Now Joaquin “El Chapo” Guzman, head of the Sinaloa drug cartel, wants to use Fast and Furious to strengthen his defense. The Sinaloa cartel is one of Mexico’s most powerful criminal organizations and Guzman has been charged with a multitude of crimes, including drug trafficking, illegal firearms, money laundering, and conspiracy.

Federal prosecutors say Guzman smuggled enormous amounts of cocaine, heroin, methamphetamine, and marijuana into the U.S. and, as the leader of a multi-national criminal enterprise, used violence—including torture and murder—to maintain an iron-fisted grip on the drug trade across the U.S.-Mexico border. The Federal Bureau of Investigation (FBI) refers to Guzman as one of the most dangerous and feared drug kingpins. He was extradited from Mexico last year.
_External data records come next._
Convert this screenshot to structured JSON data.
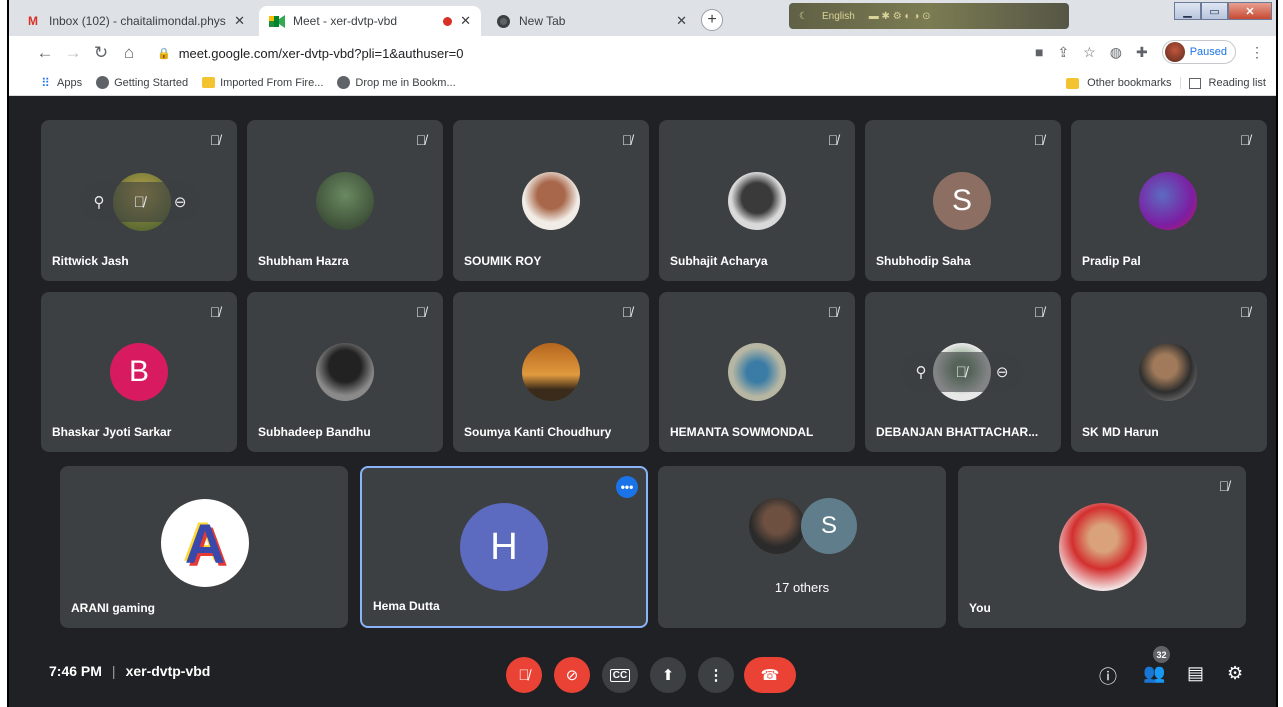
{
  "browser": {
    "tabs": [
      {
        "title": "Inbox (102) - chaitalimondal.phys",
        "favicon": "gmail-icon"
      },
      {
        "title": "Meet - xer-dvtp-vbd",
        "favicon": "meet-icon"
      },
      {
        "title": "New Tab",
        "favicon": "chrome-icon"
      }
    ],
    "taskbar_language": "English",
    "url": "meet.google.com/xer-dvtp-vbd?pli=1&authuser=0",
    "profile_status": "Paused",
    "bookmarks": [
      {
        "label": "Apps"
      },
      {
        "label": "Getting Started"
      },
      {
        "label": "Imported From Fire..."
      },
      {
        "label": "Drop me in Bookm..."
      }
    ],
    "other_bookmarks": "Other bookmarks",
    "reading_list": "Reading list"
  },
  "meet": {
    "time": "7:46 PM",
    "meeting_code": "xer-dvtp-vbd",
    "people_count": "32",
    "colors": {
      "accent_blue": "#1a73e8",
      "danger_red": "#ea4335",
      "tile_bg": "#3c4043",
      "stage_bg": "#202124"
    },
    "row1": [
      {
        "name": "Rittwick Jash",
        "avatar_color": "#6b7c3a",
        "initial": ""
      },
      {
        "name": "Shubham Hazra",
        "avatar_color": "#4f6b52",
        "initial": ""
      },
      {
        "name": "SOUMIK ROY",
        "avatar_color": "#c9b9a6",
        "initial": ""
      },
      {
        "name": "Subhajit Acharya",
        "avatar_color": "#d7d7d7",
        "initial": ""
      },
      {
        "name": "Shubhodip Saha",
        "avatar_color": "#8d6e63",
        "initial": "S"
      },
      {
        "name": "Pradip Pal",
        "avatar_color": "#7b1fa2",
        "initial": ""
      }
    ],
    "row2": [
      {
        "name": "Bhaskar Jyoti Sarkar",
        "avatar_color": "#d81b60",
        "initial": "B"
      },
      {
        "name": "Subhadeep Bandhu",
        "avatar_color": "#555555",
        "initial": ""
      },
      {
        "name": "Soumya Kanti Choudhury",
        "avatar_color": "#c17a2c",
        "initial": ""
      },
      {
        "name": "HEMANTA SOWMONDAL",
        "avatar_color": "#7a8a9a",
        "initial": ""
      },
      {
        "name": "DEBANJAN BHATTACHAR...",
        "avatar_color": "#dcdcdc",
        "initial": ""
      },
      {
        "name": "SK MD Harun",
        "avatar_color": "#6d6d6d",
        "initial": ""
      }
    ],
    "row3": [
      {
        "name": "ARANI gaming",
        "avatar_color": "#ffffff",
        "initial": "A"
      },
      {
        "name": "Hema Dutta",
        "avatar_color": "#5c6bc0",
        "initial": "H"
      },
      {
        "name": "17 others",
        "avatar_color": "#607d8b",
        "initial": "S"
      },
      {
        "name": "You",
        "avatar_color": "#e57373",
        "initial": ""
      }
    ]
  }
}
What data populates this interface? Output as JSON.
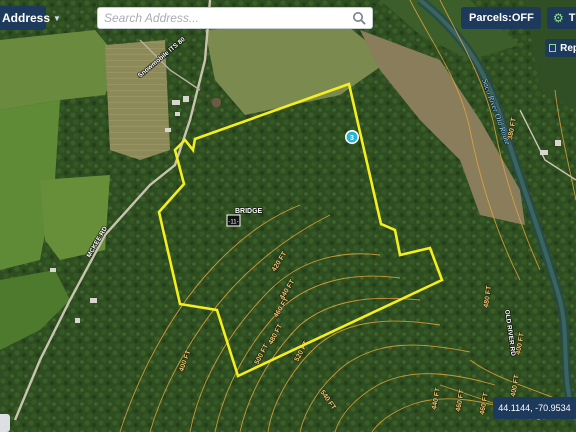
{
  "toolbar": {
    "layer_menu_label": "Address",
    "search_placeholder": "Search Address...",
    "search_value": "",
    "parcels_label": "Parcels:",
    "parcels_value": "OFF",
    "tools_label": "T",
    "report_label": "Rep"
  },
  "map": {
    "feature_label": "BRIDGE",
    "feature_marker": "-11-",
    "pin_icon": "numbered-pin",
    "pin_number": "3",
    "roads": [
      "Snowmobile ITS 80",
      "MCKEE RD",
      "OLD RIVER RD"
    ],
    "river_label": "Saco River Old Route",
    "contour_labels": [
      "420 FT",
      "440 FT",
      "460 FT",
      "480 FT",
      "500 FT",
      "520 FT",
      "540 FT",
      "480 FT",
      "400 FT",
      "380 FT",
      "400 FT",
      "440 FT",
      "460 FT",
      "460 FT",
      "400 FT"
    ],
    "parcel_outline_color": "#f5ee1f",
    "contour_color": "#e3a53a",
    "coordinates": "44.1144, -70.9534"
  }
}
In 2016, Judicial Watch obtained Justice Department documents showing that Fast and Furious weapons have been widely used by members of major Mexican drug cartels, including Guzman. The documents reveal that 94 Fast and Furious firearms have been recovered in Mexico City and 12 Mexican states, with the majority being seized in Sonora, Chihuahua, and Sinaloa. Of the weapons recovered, 82 were rifles and 12 were pistols. Twenty were involved in “violent recoveries,” which means they were utilized in several mass killings.

Among them was a .50 caliber rifle seized from Guzman’s hideout in Los Mochis, Sinaloa, where he was eventually arrested. Guzman’s attorneys want to use Fast and Furious as part of the defense strategy, according to a New York newspaper covering the trial, and federal prosecutors are trying to stop it. “They’re asking a federal judge to block any defense questions about the program in which federal agents allowed illegal weapons to flow over the border to Mexico in an effort to gain intelligence on drug cartels,” the article states. Why? Prosecutors assert that, by focusing on the failures of the Fast and Furious (and there are many), Guzman will “distract and confuse the jury.”
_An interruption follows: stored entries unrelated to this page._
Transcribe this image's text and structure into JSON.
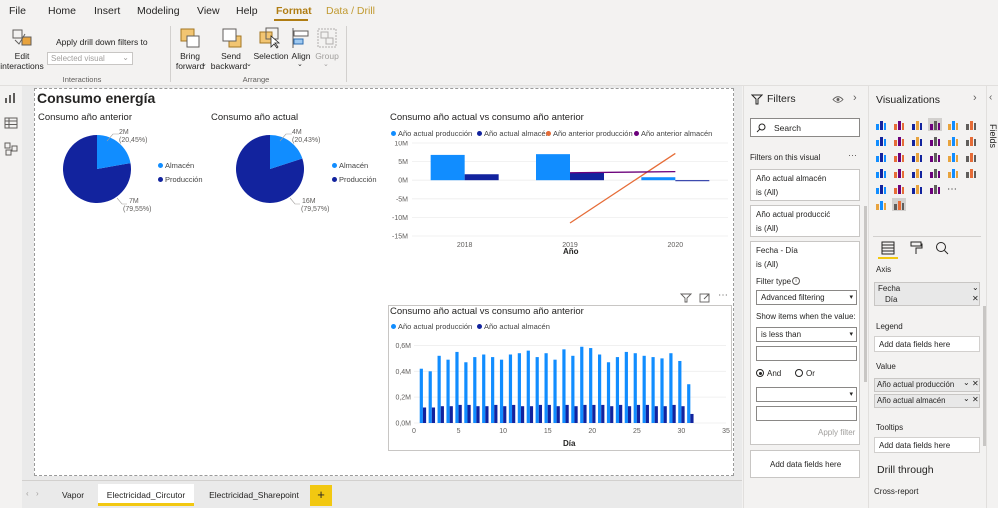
{
  "menu": {
    "items": [
      "File",
      "Home",
      "Insert",
      "Modeling",
      "View",
      "Help",
      "Format",
      "Data / Drill"
    ]
  },
  "ribbon": {
    "edit_interactions_line1": "Edit",
    "edit_interactions_line2": "interactions",
    "apply_drill_label": "Apply drill down filters to",
    "apply_drill_placeholder": "Selected visual",
    "interactions_group": "Interactions",
    "bring_forward_line1": "Bring",
    "bring_forward_line2": "forward",
    "send_backward_line1": "Send",
    "send_backward_line2": "backward",
    "selection_label": "Selection",
    "align_label": "Align",
    "group_label": "Group",
    "arrange_group": "Arrange"
  },
  "page_title": "Consumo energía",
  "pie1": {
    "title": "Consumo año anterior",
    "label_small_value": "2M",
    "label_small_pct": "(20,45%)",
    "label_large_value": "7M",
    "label_large_pct": "(79,55%)",
    "legend": [
      "Almacén",
      "Producción"
    ]
  },
  "pie2": {
    "title": "Consumo año actual",
    "label_small_value": "4M",
    "label_small_pct": "(20,43%)",
    "label_large_value": "16M",
    "label_large_pct": "(79,57%)",
    "legend": [
      "Almacén",
      "Producción"
    ]
  },
  "combo": {
    "title": "Consumo año actual vs consumo año anterior",
    "legend": [
      "Año actual producción",
      "Año actual almacén",
      "Año anterior producción",
      "Año anterior almacén"
    ],
    "xlabel": "Año"
  },
  "daily": {
    "title": "Consumo año actual vs consumo año anterior",
    "legend": [
      "Año actual producción",
      "Año actual almacén"
    ],
    "xlabel": "Día"
  },
  "chart_data": [
    {
      "type": "pie",
      "title": "Consumo año anterior",
      "categories": [
        "Almacén",
        "Producción"
      ],
      "values": [
        2,
        7
      ],
      "percentages": [
        "20,45%",
        "79,55%"
      ],
      "unit": "M",
      "legend": "right",
      "colors": [
        "#118dff",
        "#12239e"
      ]
    },
    {
      "type": "pie",
      "title": "Consumo año actual",
      "categories": [
        "Almacén",
        "Producción"
      ],
      "values": [
        4,
        16
      ],
      "percentages": [
        "20,43%",
        "79,57%"
      ],
      "unit": "M",
      "legend": "right",
      "colors": [
        "#118dff",
        "#12239e"
      ]
    },
    {
      "type": "bar",
      "title": "Consumo año actual vs consumo año anterior",
      "categories": [
        "2018",
        "2019",
        "2020"
      ],
      "xlabel": "Año",
      "ylabel": "",
      "ylim": [
        -15,
        10
      ],
      "yticks": [
        "10M",
        "5M",
        "0M",
        "-5M",
        "-10M",
        "-15M"
      ],
      "legend": "top-left",
      "series": [
        {
          "name": "Año actual producción",
          "kind": "bar",
          "color": "#118dff",
          "values": [
            6.8,
            7.0,
            0.8
          ]
        },
        {
          "name": "Año actual almacén",
          "kind": "bar",
          "color": "#12239e",
          "values": [
            1.6,
            2.0,
            -0.1
          ]
        },
        {
          "name": "Año anterior producción",
          "kind": "line",
          "color": "#e66c37",
          "values": [
            null,
            -11.5,
            7.2
          ]
        },
        {
          "name": "Año anterior almacén",
          "kind": "line",
          "color": "#6b007b",
          "values": [
            null,
            2.0,
            2.3
          ]
        }
      ]
    },
    {
      "type": "bar",
      "title": "Consumo año actual vs consumo año anterior",
      "xlabel": "Día",
      "ylabel": "",
      "ylim": [
        0,
        0.65
      ],
      "yticks": [
        "0,6M",
        "0,4M",
        "0,2M",
        "0,0M"
      ],
      "xticks": [
        0,
        5,
        10,
        15,
        20,
        25,
        30,
        35
      ],
      "legend": "top-left",
      "x": [
        1,
        2,
        3,
        4,
        5,
        6,
        7,
        8,
        9,
        10,
        11,
        12,
        13,
        14,
        15,
        16,
        17,
        18,
        19,
        20,
        21,
        22,
        23,
        24,
        25,
        26,
        27,
        28,
        29,
        30,
        31
      ],
      "series": [
        {
          "name": "Año actual producción",
          "color": "#118dff",
          "values": [
            0.42,
            0.4,
            0.52,
            0.49,
            0.55,
            0.47,
            0.51,
            0.53,
            0.51,
            0.49,
            0.53,
            0.54,
            0.56,
            0.51,
            0.54,
            0.49,
            0.57,
            0.52,
            0.59,
            0.58,
            0.53,
            0.47,
            0.51,
            0.55,
            0.54,
            0.52,
            0.51,
            0.5,
            0.54,
            0.48,
            0.3
          ]
        },
        {
          "name": "Año actual almacén",
          "color": "#12239e",
          "values": [
            0.12,
            0.12,
            0.13,
            0.13,
            0.14,
            0.14,
            0.13,
            0.13,
            0.14,
            0.13,
            0.14,
            0.13,
            0.13,
            0.14,
            0.14,
            0.13,
            0.14,
            0.13,
            0.14,
            0.14,
            0.14,
            0.13,
            0.14,
            0.13,
            0.14,
            0.14,
            0.13,
            0.13,
            0.14,
            0.13,
            0.07
          ]
        }
      ]
    }
  ],
  "filters": {
    "title": "Filters",
    "search_placeholder": "Search",
    "section": "Filters on this visual",
    "card1_name": "Año actual almacén",
    "card1_value": "is (All)",
    "card2_name": "Año actual produccić",
    "card2_value": "is (All)",
    "card3_name": "Fecha - Día",
    "card3_value": "is (All)",
    "filter_type_label": "Filter type",
    "filter_type_value": "Advanced filtering",
    "show_items_label": "Show items when the value:",
    "condition_value": "is less than",
    "and_label": "And",
    "or_label": "Or",
    "apply_filter": "Apply filter",
    "add_data_fields": "Add data fields here"
  },
  "visualizations": {
    "title": "Visualizations",
    "axis_label": "Axis",
    "axis_field1": "Fecha",
    "axis_field2": "Día",
    "legend_label": "Legend",
    "legend_placeholder": "Add data fields here",
    "values_label": "Value",
    "value_field1": "Año actual producción",
    "value_field2": "Año actual almacén",
    "tooltips_label": "Tooltips",
    "tooltips_placeholder": "Add data fields here",
    "drill_through": "Drill through",
    "cross_report": "Cross-report"
  },
  "fields_strip_label": "Fields",
  "tabs": [
    "Vapor",
    "Electricidad_Circutor",
    "Electricidad_Sharepoint"
  ],
  "add_tab_label": "+"
}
The government pulled the same stunt when two of the men involved in Terry’s murder were tried in federal court. A seasoned Border Patrol agent and Marine Corps veteran, Terry was killed by a Mexican gang member in 2010 in Peck Canyon, Arizona. Federal authorities say he was fatally shot when he and other agents encountered a group of men known as a “rip crew” (a criminal gang that attempts to steal from drug and alien smugglers) operating in a rural area north of Nogales.

The guns—assault weapons known as AK-47s—were traced through their serial numbers to a Glendale, Arizona dealer that led to a Phoenix man the feds repeatedly allowed to smuggle firearms into Mexico. Six men have been charged with crimes involving Terry’s murder and earlier this year, the assailant was extradited from Mexico. A few years ago, when two members of the rip crew were tried in connection to Terry’s murder, federal prosecutors asked the judge to ban mentioning Fast and Furious during proceedings. The judge agreed, ruling that defendants could not refer to or elicit any testimony regarding the failed gunrunning operation.

Terry’s brother, Kent Terry, told Judicial Watch the government wants to keep Fast and Furious out of the limelight for political reasons. “It’s upsetting,” Kent Terry said this week. “If I commit a crime with a gun don’t you think it’s relevant to ask where I got that gun? They’re protecting the criminal.”

Even Mexican media has reported that the Sinaloa drug cartel was able to access more weapons thanks to Operation Fast and Furious. One outlet published an in-depth piece titled “Fast and Furious: Arms for El Chapo”  that reveals U.S. intelligence agencies knew from the start that the Sinaloa cartel was the prime recipient of weapons. Regardless, the U.S. continued the operation and lied to the Mexican government, the article states.